In an effort to rectify this dearth of information, Dr. Mayer B. Davidson along with his colleagues at Los Angeles' Charles Drew University evaluated low-income diabetes patients for depression at a diabetes clinic. 89 patients with both diabetes and depression were chosen as participants in the trial. 45 of these patients were chosen at random to receive Zoloft (sertraline), an antidepressant medication, while 44 participants were given a placebo. All of the study participants attended an educational program for diabetics. Meetings for the education group were held once a month.

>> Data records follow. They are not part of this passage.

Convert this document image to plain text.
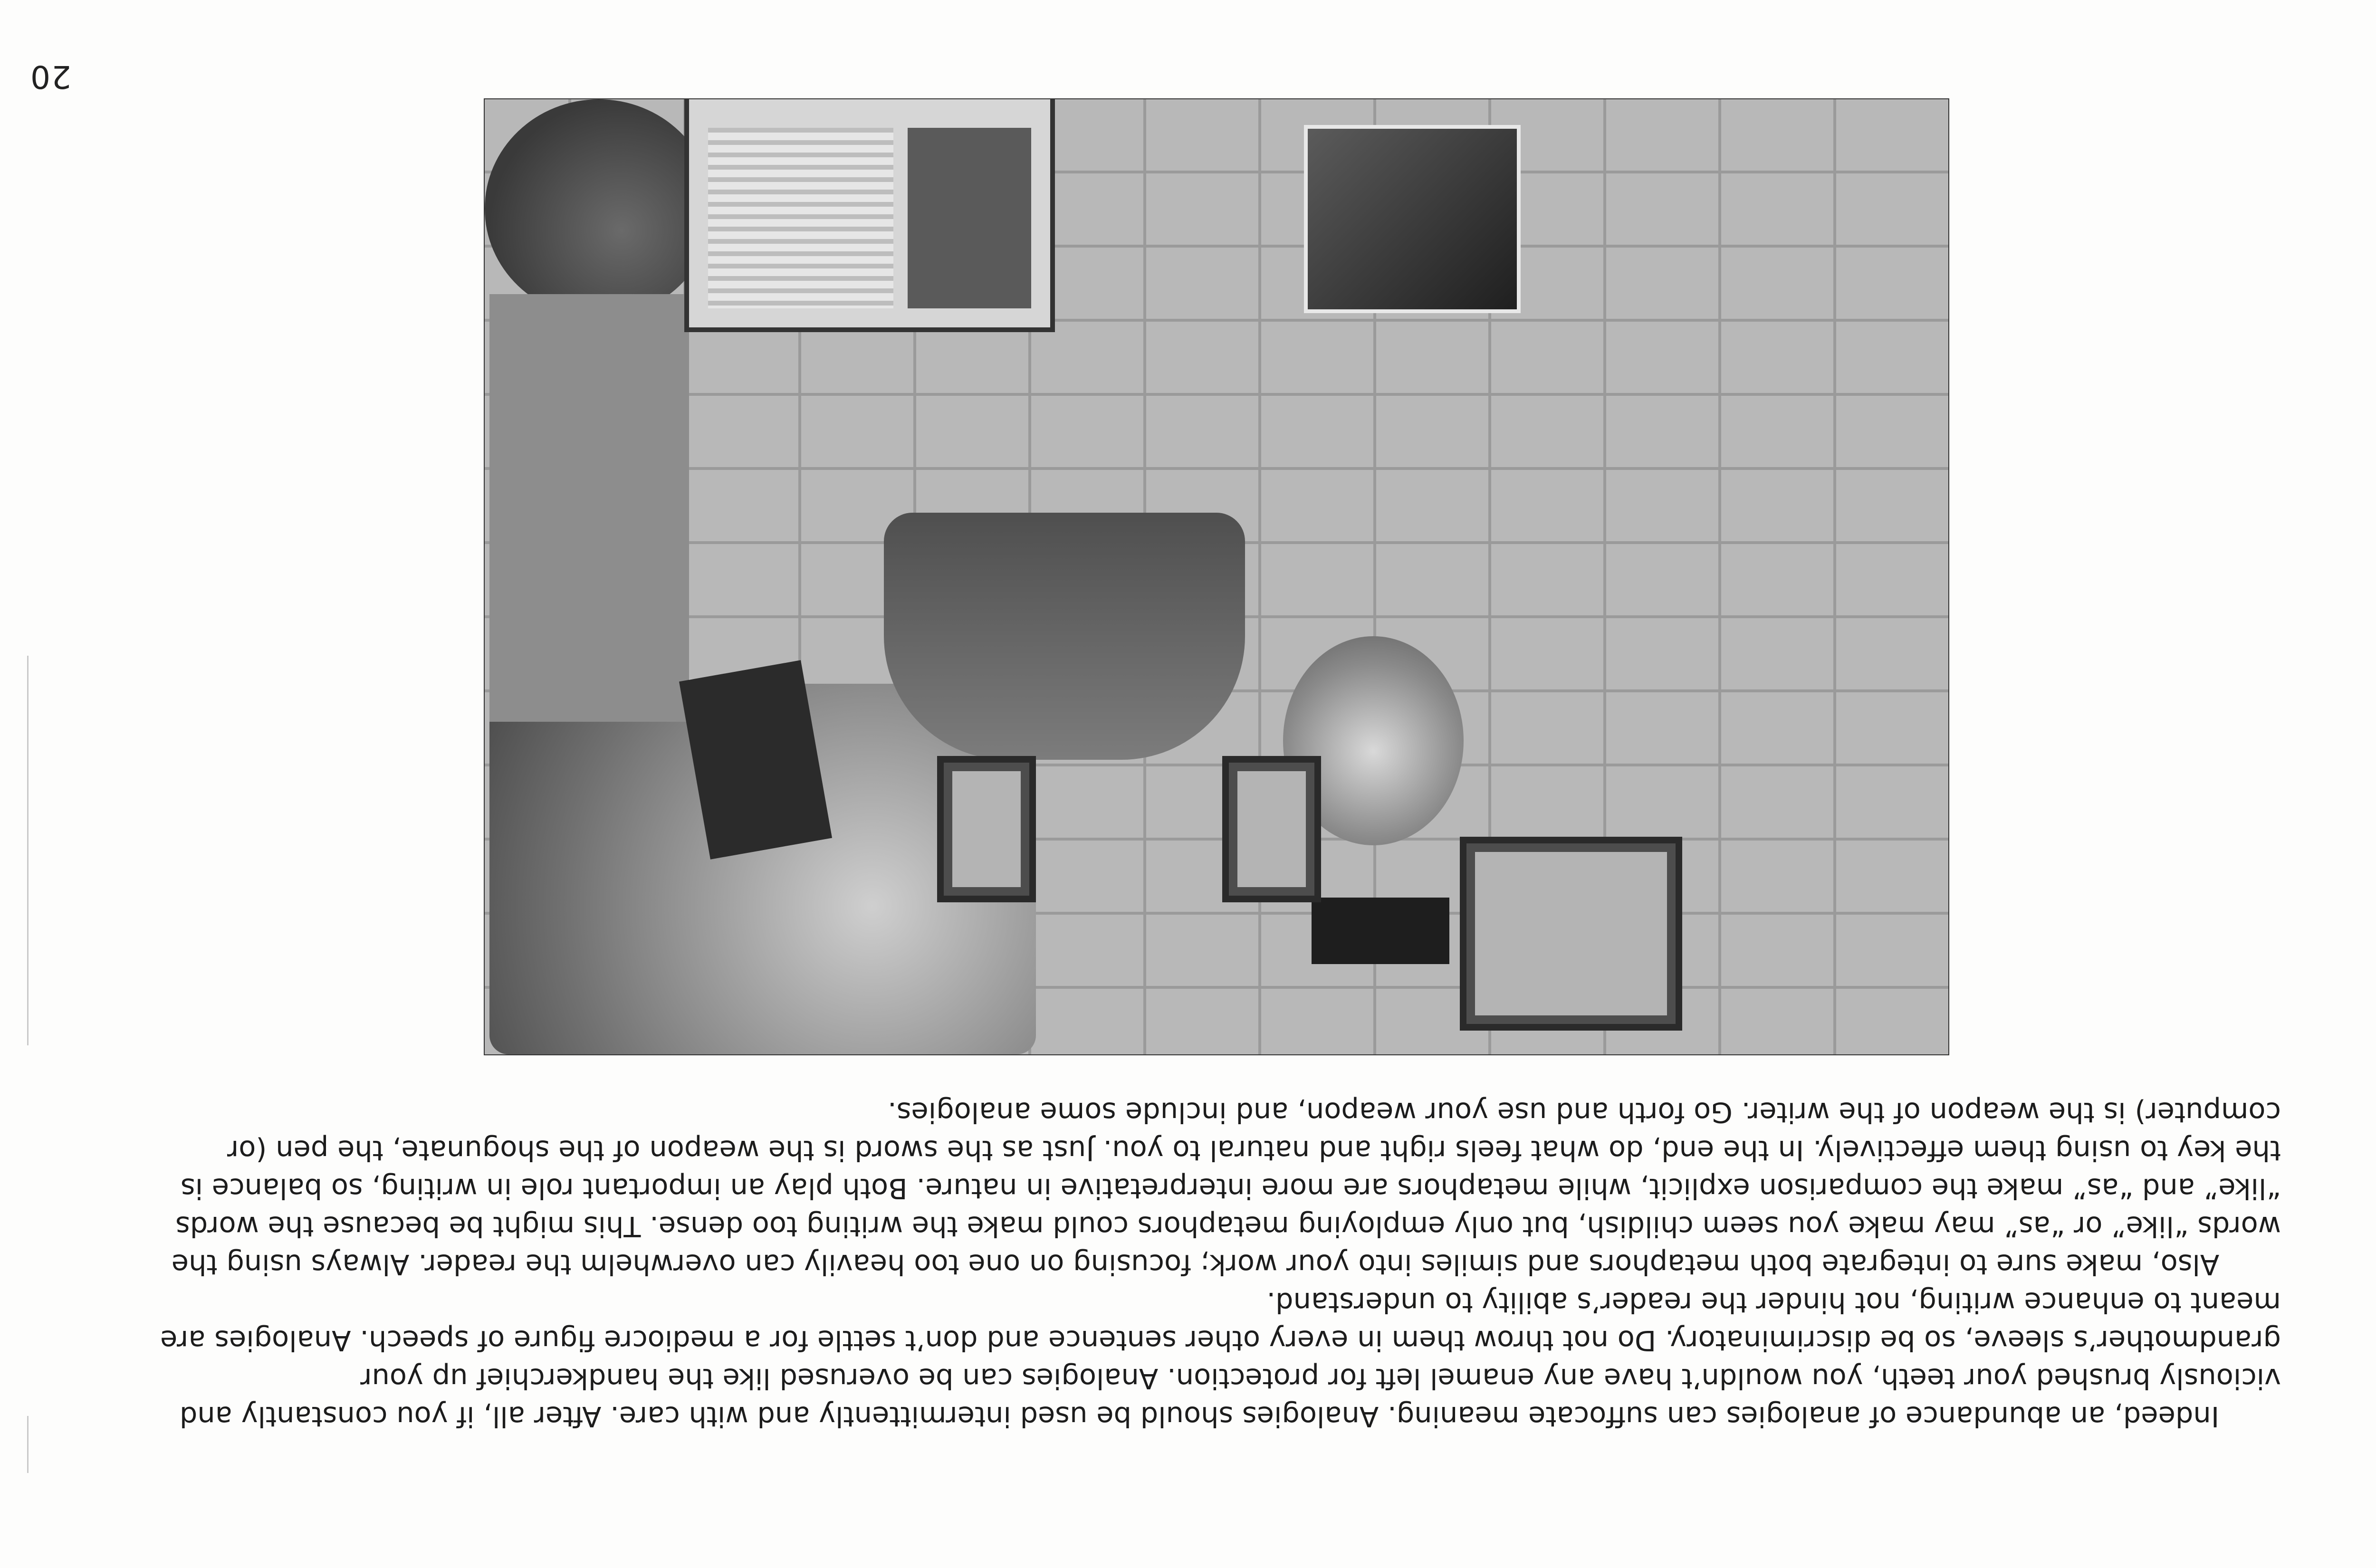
Indeed, an abundance of analogies can suffocate meaning. Analogies should be used intermittently and with care. After all, if you constantly and viciously brushed your teeth, you wouldn’t have any enamel left for protection. Analogies can be overused like the handkerchief up your grandmother’s sleeve, so be discriminatory. Do not throw them in every other sentence and don’t settle for a mediocre figure of speech. Analogies are meant to enhance writing, not hinder the reader’s ability to understand.

Also, make sure to integrate both metaphors and similes into your work; focusing on one too heavily can overwhelm the reader. Always using the words “like” or “as” may make you seem childish, but only employing metaphors could make the writing too dense. This might be because the words “like” and “as” make the comparison explicit, while metaphors are more interpretative in nature. Both play an important role in writing, so balance is the key to using them effectively. In the end, do what feels right and natural to you. Just as the sword is the weapon of the shogunate, the pen (or computer) is the weapon of the writer. Go forth and use your weapon, and include some analogies.

20
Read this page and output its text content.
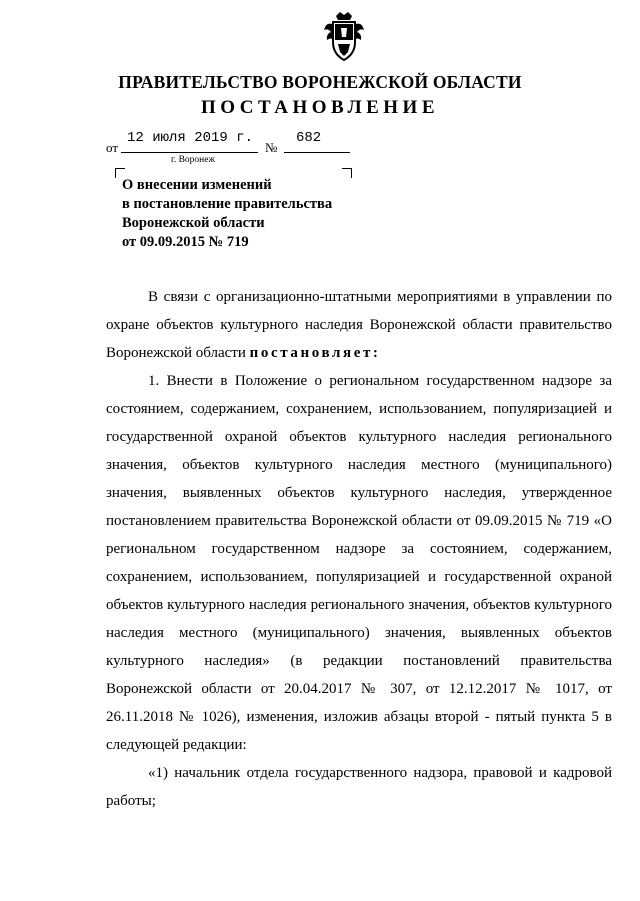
ПРАВИТЕЛЬСТВО ВОРОНЕЖСКОЙ ОБЛАСТИ
ПОСТАНОВЛЕНИЕ
от
12 июля 2019 г.
№
682
г. Воронеж
О внесении изменений
в постановление правительства
Воронежской области
от 09.09.2015 № 719

В связи с организационно-штатными мероприятиями в управлении по охране объектов культурного наследия Воронежской области правительство Воронежской области постановляет:

1. Внести в Положение о региональном государственном надзоре за состоянием, содержанием, сохранением, использованием, популяризацией и государственной охраной объектов культурного наследия регионального значения, объектов культурного наследия местного (муниципального) значения, выявленных объектов культурного наследия, утвержденное постановлением правительства Воронежской области от 09.09.2015 № 719 «О региональном государственном надзоре за состоянием, содержанием, сохранением, использованием, популяризацией и государственной охраной объектов культурного наследия регионального значения, объектов культурного наследия местного (муниципального) значения, выявленных объектов культурного наследия» (в редакции постановлений правительства Воронежской области от 20.04.2017 № 307, от 12.12.2017 № 1017, от 26.11.2018 № 1026), изменения, изложив абзацы второй - пятый пункта 5 в следующей редакции:

«1) начальник отдела государственного надзора, правовой и кадровой работы;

There were 39 Hispanic patients in each of the two groups; five participants were African American; while one of the participants in the Zoloft group was listed as "other."
The investigators found that after 6 months, those in the Zoloft group had experienced a significant drop in their blood sugar levels. Hemoglobin A1C levels, which is a standard measure for long-term control of blood sugar had fallen 2% from a starting point of 10% and a measure of 8% after six months of treatment. Diabetics are advised to aim for an A1C level that falls below 7%.
In the placebo group, A1C levels dropped only 0.9%, representing a change from 9.7% at the outset of the program to 8.8% at the end of six months. Both groups experienced a great deal of improvement in terms of their depression, quality of life, and pain levels, but blood pressure levels fell far lower in the Zoloft group than in the placebo group.
Experts feel these results suggest that diabetes patients should be screened for depression. In those patients found to have concurrent depression, treatment with an antidepressant should be considered. Through this therapy it seems, depression, poorly controlled diabetes, and blood pressure levels will all benefit.